Die Sowjetische Militäradministration in Deutschland 1945-1949
Cover: SMAD-Handbuch
Oldenbourg Verlag, München 2009
ISBN 9783486586961
Gebunden, 822 Seiten, 99,80 EUR

Klappentext

Im Auftrag der Gemeinsamen Kommission zur Erforschung der neuesten Geschichte der deutsch-russischen Beziehungen. Das SMAD-Handbuch wurde im Auftrag der Gemeinsamen Kommission zur Erforschung der neuesten Geschichte der deutsch-russischen Beziehungen vom Institut für Zeitgeschichte München-Berlin und vom Institut für allgemeine Geschichte der Russischen Akademie der Wissenschaften in Zusammenarbeit mit der Föderalen Archivagentur Russlands, dem Staatsarchiv der Russischen Föderation und dem Bundesarchiv erstellt.Es enthält 92 Artikel über die Organisationseinheiten der sowjetischen Besatzungsverwaltung in der Sowjetischen Besatzungszone (SBZ) von acht russischen und sechs deutschen Autoren, einen alphabetisch angelegten biographischen Teil mit etwa 1.000 Kurzbiographien der SMAD-Funktionsträger und als Anlage 14 zentrale Dokumente, die schematisch über die Gesamtorganisation informieren. Eingerahmt wird es durch eine technische und drei thematische Einleitungen über die Rechtsgrundlagen, die formale und funktionale Organisation der SMAD.

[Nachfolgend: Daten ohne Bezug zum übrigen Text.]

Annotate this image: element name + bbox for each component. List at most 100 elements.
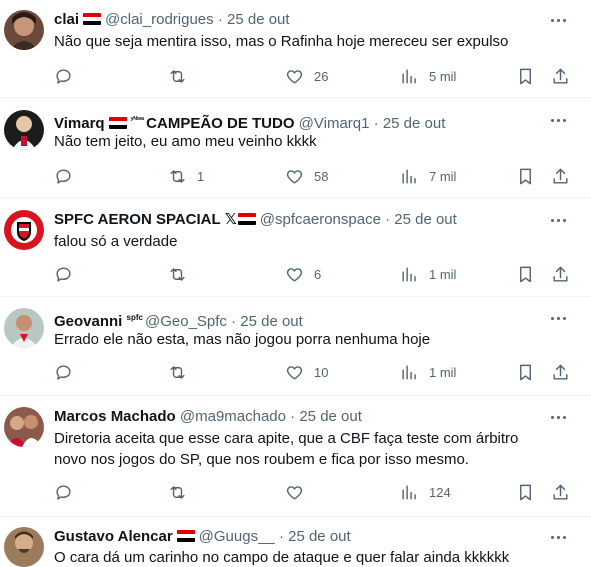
share-icon: [553, 364, 568, 380]
x-logo-icon: 𝕏: [224, 211, 237, 228]
display-name[interactable]: Vimarq: [54, 115, 105, 132]
tweet-text: Diretoria aceita que esse cara apite, qu…: [54, 430, 519, 468]
separator-dot: ·: [385, 211, 391, 228]
bookmark-button[interactable]: [516, 360, 535, 384]
heart-icon: [286, 267, 303, 282]
tweet[interactable]: clai @clai_rodrigues · 25 de out Não que …: [0, 10, 591, 96]
more-options-icon[interactable]: [545, 411, 573, 425]
tweet-header: SPFC AERON SPACIAL 𝕏 @spfcaeronspace · 25 …: [54, 210, 457, 230]
bar-chart-icon: [402, 364, 416, 380]
avatar[interactable]: [4, 110, 44, 150]
display-name[interactable]: Gustavo Alencar: [54, 528, 173, 545]
tweet-date[interactable]: 25 de out: [383, 115, 446, 132]
user-handle[interactable]: @ma9machado: [180, 408, 286, 425]
retweet-button[interactable]: 1: [168, 164, 204, 188]
user-handle[interactable]: @clai_rodrigues: [105, 11, 214, 28]
separator-dot: ·: [217, 11, 223, 28]
more-options-icon[interactable]: [545, 114, 573, 128]
tweet-date[interactable]: 25 de out: [299, 408, 362, 425]
tweet[interactable]: Marcos Machado @ma9machado · 25 de out D…: [0, 407, 591, 515]
bookmark-icon: [520, 68, 531, 84]
reply-button[interactable]: [54, 480, 83, 504]
retweet-button[interactable]: [168, 64, 197, 88]
views-button[interactable]: 1 mil: [400, 262, 456, 286]
reply-button[interactable]: [54, 64, 83, 88]
avatar[interactable]: [4, 10, 44, 50]
share-button[interactable]: [551, 164, 570, 188]
bookmark-button[interactable]: [516, 262, 535, 286]
tweet-header: Vimarq ʸᴺʷᵃ CAMPEÃO DE TUDO @Vimarq1 · 25 …: [54, 110, 446, 132]
tweet[interactable]: Geovanni spfc @Geo_Spfc · 25 de out Errad…: [0, 308, 591, 394]
divider: [0, 516, 591, 517]
reply-button[interactable]: [54, 164, 83, 188]
avatar[interactable]: [4, 308, 44, 348]
tweet-date[interactable]: 25 de out: [227, 11, 290, 28]
bookmark-icon: [520, 364, 531, 380]
like-button[interactable]: [285, 480, 314, 504]
views-button[interactable]: 1 mil: [400, 360, 456, 384]
bookmark-icon: [520, 484, 531, 500]
views-button[interactable]: 7 mil: [400, 164, 456, 188]
user-handle[interactable]: @Geo_Spfc: [145, 313, 227, 330]
tweet[interactable]: Gustavo Alencar @Guugs__ · 25 de out O ca…: [0, 527, 591, 567]
spfc-flag-icon: [176, 530, 195, 542]
share-button[interactable]: [551, 64, 570, 88]
retweet-button[interactable]: [168, 262, 197, 286]
divider: [0, 97, 591, 98]
bookmark-button[interactable]: [516, 480, 535, 504]
retweet-icon: [170, 267, 185, 281]
retweet-icon: [170, 365, 185, 379]
bookmark-icon: [520, 168, 531, 184]
tweet[interactable]: Vimarq ʸᴺʷᵃ CAMPEÃO DE TUDO @Vimarq1 · 25 …: [0, 110, 591, 196]
divider: [0, 296, 591, 297]
more-options-icon[interactable]: [545, 14, 573, 28]
tweet-text: O cara dá um carinho no campo de ataque …: [54, 549, 510, 565]
display-name[interactable]: clai: [54, 11, 79, 28]
display-name[interactable]: SPFC AERON SPACIAL: [54, 211, 221, 228]
more-options-icon[interactable]: [545, 312, 573, 326]
share-icon: [553, 266, 568, 282]
heart-icon: [286, 169, 303, 184]
user-handle[interactable]: @Guugs__: [199, 528, 275, 545]
reply-button[interactable]: [54, 360, 83, 384]
avatar[interactable]: [4, 407, 44, 447]
more-options-icon[interactable]: [545, 214, 573, 228]
user-badge: ʸᴺʷᵃ: [130, 115, 145, 124]
tweet-header: clai @clai_rodrigues · 25 de out: [54, 10, 290, 30]
tweet-header: Geovanni spfc @Geo_Spfc · 25 de out: [54, 308, 303, 330]
like-button[interactable]: 26: [285, 64, 328, 88]
retweet-button[interactable]: [168, 360, 197, 384]
display-name[interactable]: Geovanni: [54, 313, 122, 330]
share-button[interactable]: [551, 360, 570, 384]
more-options-icon[interactable]: [545, 531, 573, 545]
retweet-button[interactable]: [168, 480, 197, 504]
views-button[interactable]: 124: [400, 480, 451, 504]
spfc-flag-icon: [83, 13, 102, 25]
like-button[interactable]: 6: [285, 262, 321, 286]
like-button[interactable]: 10: [285, 360, 328, 384]
tweet-date[interactable]: 25 de out: [394, 211, 457, 228]
reply-button[interactable]: [54, 262, 83, 286]
like-button[interactable]: 58: [285, 164, 328, 188]
tweet-actions: 1 58 7 mil: [54, 164, 574, 188]
tweet[interactable]: SPFC AERON SPACIAL 𝕏 @spfcaeronspace · 25 …: [0, 210, 591, 296]
reply-icon: [56, 168, 71, 184]
bar-chart-icon: [402, 484, 416, 500]
share-button[interactable]: [551, 262, 570, 286]
views-button[interactable]: 5 mil: [400, 64, 456, 88]
bookmark-icon: [520, 266, 531, 282]
bar-chart-icon: [402, 266, 416, 282]
tweet-date[interactable]: 25 de out: [288, 528, 351, 545]
tweet-header: Gustavo Alencar @Guugs__ · 25 de out: [54, 527, 351, 547]
share-button[interactable]: [551, 480, 570, 504]
bookmark-button[interactable]: [516, 64, 535, 88]
tweet-date[interactable]: 25 de out: [240, 313, 303, 330]
heart-icon: [286, 365, 303, 380]
user-handle[interactable]: @Vimarq1: [299, 115, 370, 132]
display-name[interactable]: Marcos Machado: [54, 408, 176, 425]
bookmark-button[interactable]: [516, 164, 535, 188]
avatar[interactable]: [4, 210, 44, 250]
heart-icon: [286, 69, 303, 84]
user-handle[interactable]: @spfcaeronspace: [260, 211, 381, 228]
avatar[interactable]: [4, 527, 44, 567]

Rezensionsnotiz zu Frankfurter Allgemeine Zeitung, 28.05.2009

Karl Wilhelm Fricke spart nicht mit Lob bei seiner Besprechung dieses aus 92 Artikeln bestehenden Handbuchs über die Strukturen und Funktionsweisen der Sowjetischen Militäradministration in Deutschland (SMAD). Den Herausgebern Horst Möller und Alexandr O. Tschubarjan gratuliert er zu einem Meilenstein in der Geschichtsforschung zur sowjetischen Besatzungspolitik. Der Band öffnet den Blick auf Besatzungseinrichtungen außerhalb der SMAD, auf personelle Gegebenheiten, Kommunikationswege und die Zusammenarbeit mit den Alliierten. Die rund 1000 ebenso enthaltenen Kurzbiografien entreißen die Verantwortlichen der Anonymität des Apparates, wie Fricke schwärmt. Die abgedruckten Dokumente, Befehle, Verfügungen usw. hat Fricke noch nie gesehen. Ein Rechercheaufwand und ein Ergebnis, meint er, die ihresgleichen nicht haben.